Imogen Heap makes music that is, in a sense, contradictory. On one level, her offerings are fluttering and polished—slick, futuristic stuff that’s put together with various software plug-ins and effects programs, seemingly for the explicit purpose of accompanying a highly urbane car commercial. At the same time, the eclectic Londoner’s songs are often unique bursts of vision—set pieces for a quaint, dreamy world that only she can imagine. In other words, Heap is the Tim Burton of music: at times painfully mainstream and derivative, and yet eternally loyal to a vision of her own making.
Like Speak for Yourself before it, Heap’s third studio album, Ellipse, often breaks, screeches to a halt, recalibrates, and then finds its beat again, all while its songstress frolics above the vocoderized chaos. But the record is much better off when all the effect-laden squeaks are abandoned for pure rhythmic expression. The haunting, minimalist immediacy of “Little Bird” finds Heap at her best, playfully contrasting the harsh beauty of her voice off a flood of synth xylophones and mellow, digital ambience. Likewise, the syncopated euphoria of “Earth” will lead Björk fans to wonder whether the schizophrenic Volta should have sounded this blissful, if not for Timbaland’s blatant rubber-stamp production.

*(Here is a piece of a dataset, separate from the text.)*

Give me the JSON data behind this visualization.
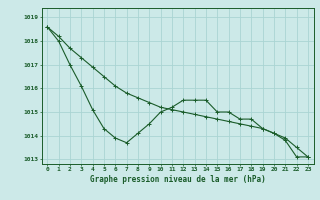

Björk comparisons are par for the course for Heap, what with her bird-nest coifs and leaping-logic fashion sense. Still, underneath all the blatant expressionism, Heap is just a lovesick Brit who sings of swooning crushes, petal-picking, and brokenhearted romances. It is that exact lovestruck normalcy that makes Ellipse so endearing: Despite having a sound that seems as though it’s been pieced together in a lab with microchips, Heap still wears a fuming, beating heart firmly on her sleeve. As such, listeners can forgive bad habits, even when Ellipse banally trips into regions already mined by Speak for Yourself.